With Latest Moves, Putin has Put Russia on ‘the Beijing Express,’ Savvin Says


Paul Goble

            Staunton, January 17 – Since the end of Soviet times, many Russians have expressed the hope that at some point Moscow will decide to do what Beijing has done to maintain a Soviet-style system. They can now celebrate, Dimitry Savvin says, because “never before now has the political system as defined by the Kremlin been so obviously based on the Chinese model.” 

            The editor of the Riga-based conservative Russian Harbin portal says that Putin’s timing in doing so could hardly be worse because the system Deng put in place in China is failing and it won’t work in Russia over the longer term because Moscow faces even bigger challenges than Beijing does (harbin.lv/pekinskiy-ekspress-podgotovka-k-2024-godu-nabiraet-oboroty).

            Putin’s actions show that he is trying to introduce the Chinese model, Savvin says, including a redivision of powers between the president and prime minister, the reliance again on a single ruling party with others reduced to decorative roles, the elevation of a state council over the entire regime, and using a referendum as a plebiscite to approve all this.

            One could see this coming for some time, the Russian commentator says, but now “it is already obvious that the die has been cast and cast in the only direction which the Kremlin and Putin personally have.” That is, “modernization without modernization,” and a change in forms without a change in the ruling nomenklatura-oligarchic and Chekist rulers.

            “The contours of the political system of the Russian Federation for the next 10 to 20 years have been drawn very clearly.

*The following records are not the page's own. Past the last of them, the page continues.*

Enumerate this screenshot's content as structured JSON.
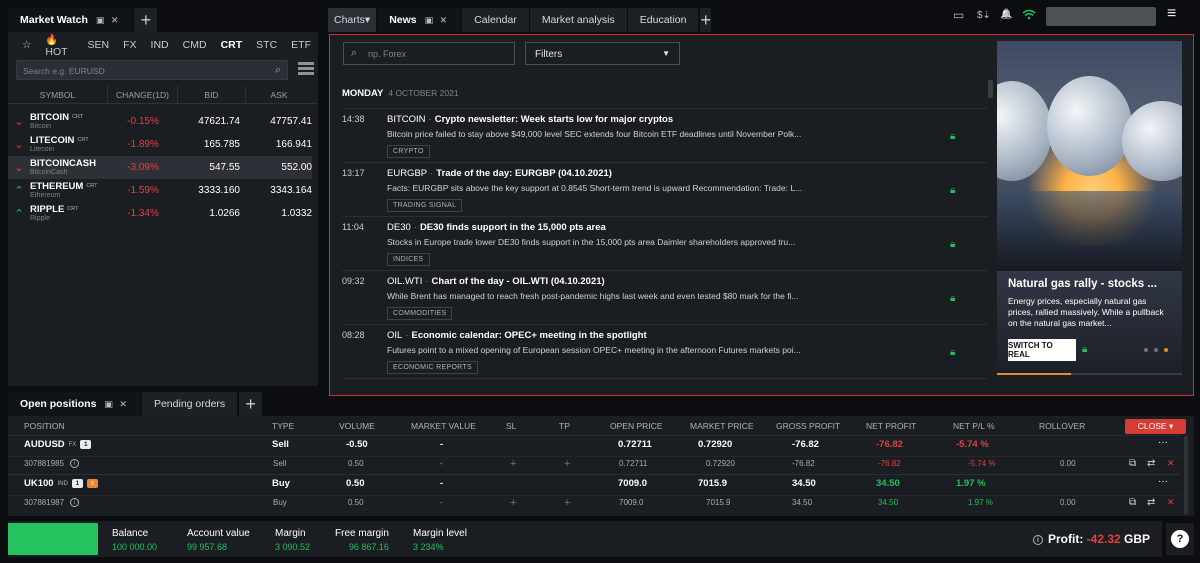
{
  "market_watch": {
    "tab_label": "Market Watch",
    "tab_controls": "▣ ✕",
    "plus": "+",
    "star": "☆",
    "categories": [
      {
        "label": "HOT"
      },
      {
        "label": "SEN"
      },
      {
        "label": "FX"
      },
      {
        "label": "IND"
      },
      {
        "label": "CMD"
      },
      {
        "label": "CRT"
      },
      {
        "label": "STC"
      },
      {
        "label": "ETF"
      }
    ],
    "selected_category": "CRT",
    "search_placeholder": "Search e.g. EURUSD",
    "columns": [
      "SYMBOL",
      "CHANGE(1D)",
      "BID",
      "ASK"
    ],
    "rows": [
      {
        "arrow": "⌄",
        "arrow_color": "#e3403e",
        "symbol": "BITCOIN",
        "tag": "CRT",
        "name": "Bitcoin",
        "change": "-0.15%",
        "bid": "47621.74",
        "ask": "47757.41"
      },
      {
        "arrow": "⌄",
        "arrow_color": "#e3403e",
        "symbol": "LITECOIN",
        "tag": "CRT",
        "name": "Litecoin",
        "change": "-1.89%",
        "bid": "165.785",
        "ask": "166.941"
      },
      {
        "arrow": "⌄",
        "arrow_color": "#e3403e",
        "symbol": "BITCOINCASH",
        "tag": "",
        "name": "BitcoinCash",
        "change": "-3.09%",
        "bid": "547.55",
        "ask": "552.00"
      },
      {
        "arrow": "⌃",
        "arrow_color": "#22c55e",
        "symbol": "ETHEREUM",
        "tag": "CRT",
        "name": "Ethereum",
        "change": "-1.59%",
        "bid": "3333.160",
        "ask": "3343.164"
      },
      {
        "arrow": "⌃",
        "arrow_color": "#22c55e",
        "symbol": "RIPPLE",
        "tag": "CRT",
        "name": "Ripple",
        "change": "-1.34%",
        "bid": "1.0266",
        "ask": "1.0332"
      }
    ]
  },
  "top_tabs": {
    "charts": "Charts▾",
    "news": "News",
    "news_controls": "▣ ✕",
    "calendar": "Calendar",
    "analysis": "Market analysis",
    "education": "Education",
    "plus": "+"
  },
  "news": {
    "search_placeholder": "np. Forex",
    "filters_label": "Filters",
    "day": "MONDAY",
    "date": "4 OCTOBER 2021",
    "items": [
      {
        "time": "14:38",
        "symbol": "BITCOIN",
        "title": "Crypto newsletter: Week starts low for major cryptos",
        "desc": "Bitcoin price failed to stay above $49,000 level SEC extends four Bitcoin ETF deadlines until November Polk...",
        "tag": "CRYPTO"
      },
      {
        "time": "13:17",
        "symbol": "EURGBP",
        "title": "Trade of the day: EURGBP (04.10.2021)",
        "desc": "Facts: EURGBP sits above the key support at 0.8545 Short-term trend is upward Recommendation: Trade: L...",
        "tag": "TRADING SIGNAL"
      },
      {
        "time": "11:04",
        "symbol": "DE30",
        "title": "DE30 finds support in the 15,000 pts area",
        "desc": "Stocks in Europe trade lower DE30 finds support in the 15,000 pts area Daimler shareholders approved tru...",
        "tag": "INDICES"
      },
      {
        "time": "09:32",
        "symbol": "OIL.WTI",
        "title": "Chart of the day - OIL.WTI (04.10.2021)",
        "desc": "While Brent has managed to reach fresh post-pandemic highs last week and even tested $80 mark for the fi...",
        "tag": "COMMODITIES"
      },
      {
        "time": "08:28",
        "symbol": "OIL",
        "title": "Economic calendar: OPEC+ meeting in the spotlight",
        "desc": "Futures point to a mixed opening of European session OPEC+ meeting in the afternoon Futures markets poi...",
        "tag": "ECONOMIC REPORTS"
      }
    ],
    "promo": {
      "title": "Natural gas rally - stocks ...",
      "text": "Energy prices, especially natural gas prices, rallied massively. While a pullback on the natural gas market...",
      "button": "SWITCH TO REAL"
    }
  },
  "positions": {
    "tab_open": "Open positions",
    "tab_controls": "▣ ✕",
    "tab_pending": "Pending orders",
    "plus": "+",
    "close_label": "CLOSE ▾",
    "columns": [
      "POSITION",
      "TYPE",
      "VOLUME",
      "MARKET VALUE",
      "SL",
      "TP",
      "OPEN PRICE",
      "MARKET PRICE",
      "GROSS PROFIT",
      "NET PROFIT",
      "NET P/L %",
      "ROLLOVER"
    ],
    "groups": [
      {
        "symbol": "AUDUSD",
        "market": "FX",
        "count": "1",
        "extra_badge": "",
        "type": "Sell",
        "volume": "-0.50",
        "market_value": "-",
        "open_price": "0.72711",
        "market_price": "0.72920",
        "gross_profit": "-76.82",
        "net_profit": "-76.82",
        "net_pl": "-5.74 %",
        "sub": {
          "id": "307881985",
          "type": "Sell",
          "volume": "0.50",
          "market_value": "-",
          "sl": "+",
          "tp": "+",
          "open_price": "0.72711",
          "market_price": "0.72920",
          "gross_profit": "-76.82",
          "net_profit": "-76.82",
          "net_pl": "-5.74 %",
          "rollover": "0.00"
        }
      },
      {
        "symbol": "UK100",
        "market": "IND",
        "count": "1",
        "extra_badge": "≡",
        "type": "Buy",
        "volume": "0.50",
        "market_value": "-",
        "open_price": "7009.0",
        "market_price": "7015.9",
        "gross_profit": "34.50",
        "net_profit": "34.50",
        "net_pl": "1.97 %",
        "sub": {
          "id": "307881987",
          "type": "Buy",
          "volume": "0.50",
          "market_value": "-",
          "sl": "+",
          "tp": "+",
          "open_price": "7009.0",
          "market_price": "7015.9",
          "gross_profit": "34.50",
          "net_profit": "34.50",
          "net_pl": "1.97 %",
          "rollover": "0.00"
        }
      }
    ],
    "more": "···",
    "row_actions": {
      "copy": "⧉",
      "swap": "⇄",
      "remove": "✕"
    }
  },
  "account": {
    "balance_label": "Balance",
    "balance": "100 000.00",
    "value_label": "Account value",
    "value": "99 957.68",
    "margin_label": "Margin",
    "margin": "3 090.52",
    "free_label": "Free margin",
    "free": "96 867.16",
    "level_label": "Margin level",
    "level": "3 234%",
    "profit_label": "Profit:",
    "profit_value": "-42.32",
    "currency": "GBP",
    "help": "?"
  },
  "top_right": {
    "monitor": "▭",
    "dollar": "$⇣",
    "bell": "🔔",
    "wifi": "📶",
    "menu": "≡"
  }
}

In place of the current dictator, Putin, with time a new leader will come, also authoritarian but having less weight and authority. The new balance of power institutions will allow the aging Putin to semi-officially guide him.”

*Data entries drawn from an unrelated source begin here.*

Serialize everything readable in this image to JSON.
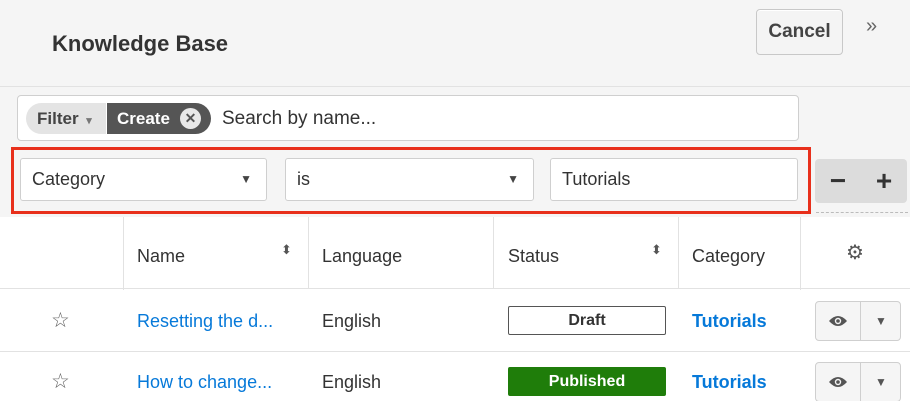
{
  "header": {
    "title": "Knowledge Base",
    "cancel_label": "Cancel",
    "collapse_icon": "»"
  },
  "filter": {
    "filter_label": "Filter",
    "filter_caret": "▾",
    "create_label": "Create",
    "create_remove_icon": "✕",
    "search_placeholder": "Search by name..."
  },
  "rule": {
    "field": "Category",
    "operator": "is",
    "value": "Tutorials",
    "caret": "▼",
    "minus": "−",
    "plus": "+"
  },
  "table": {
    "columns": {
      "name": "Name",
      "language": "Language",
      "status": "Status",
      "category": "Category"
    },
    "sort_icon": "⬍",
    "settings_icon": "⚙",
    "rows": [
      {
        "favorite": "☆",
        "name": "Resetting the d...",
        "language": "English",
        "status": "Draft",
        "category": "Tutorials"
      },
      {
        "favorite": "☆",
        "name": "How to change...",
        "language": "English",
        "status": "Published",
        "category": "Tutorials"
      }
    ],
    "caret": "▼"
  },
  "colors": {
    "link": "#0679d9",
    "published": "#1f7d0a",
    "highlight": "#e8301c"
  }
}
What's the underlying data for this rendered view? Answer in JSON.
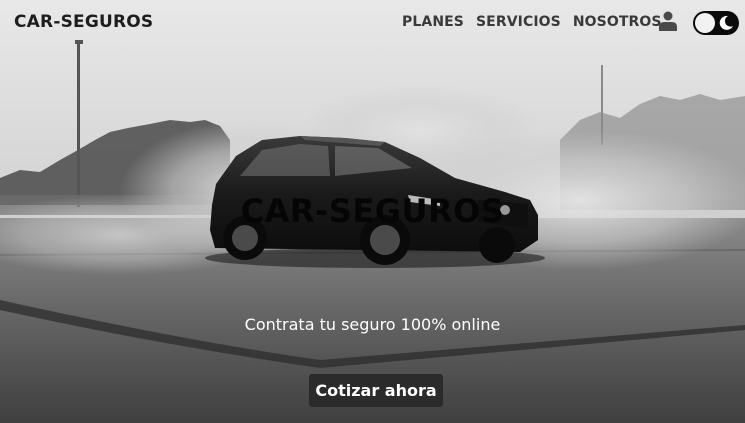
{
  "navbar": {
    "brand": "CAR-SEGUROS",
    "links": [
      {
        "label": "PLANES"
      },
      {
        "label": "SERVICIOS"
      },
      {
        "label": "NOSOTROS"
      }
    ],
    "icons": {
      "user": "user-icon",
      "theme": "moon-icon"
    },
    "theme_toggle": {
      "state": "light"
    }
  },
  "hero": {
    "title": "CAR-SEGUROS",
    "subtitle": "Contrata tu seguro 100% online",
    "cta_label": "Cotizar ahora"
  },
  "colors": {
    "title_text": "#050505",
    "nav_text": "#3a3a3a",
    "cta_background": "#2b2b2b",
    "cta_text": "#ffffff",
    "toggle_background": "#0a0a0a"
  }
}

            According to Savvin, “the state duma will be transferred to the control of the party of power, real opposition will be eliminated,” and those who remain will be decorative as in China and earlier in the GDR.  And all this will be kept stable by “a new portion of repression.” That is a certainty.

            “However, this scenario, so logical on paper, in the realities of Putin’s Russian Federation will become an equation with many unknowns.” How will Moscow overcome the economic crisis? Can the government bureaucracy become more effective? How can the Kremlin avoid more setbacks abroad? And “what kind of new deal can the powers offer society?”

            At present, Savvin says, “there is no answer to any one of these vitally important questions. And as far as the Chines model is concerned, recent developments have shown that it is historically limited.” As a result, Beijing is returning to an ordinary dictatorship” because Deng’s system has proved to have too many shortcomings.

            Given that Russia is even less well prepared for such a system than China, Savvin argues, “Putin’s modernization without modernization is going to produce not a few surprises, for Putin himself and for those around him.”  He and they will respond with repression and terror. And those will work for a time just as they did for the Chinese.

            “But then inevitably will arise the moment when this means will cease to work,” Savvin concludes; and then the entire edifice will be at risk of radical transformations backwards or forwards.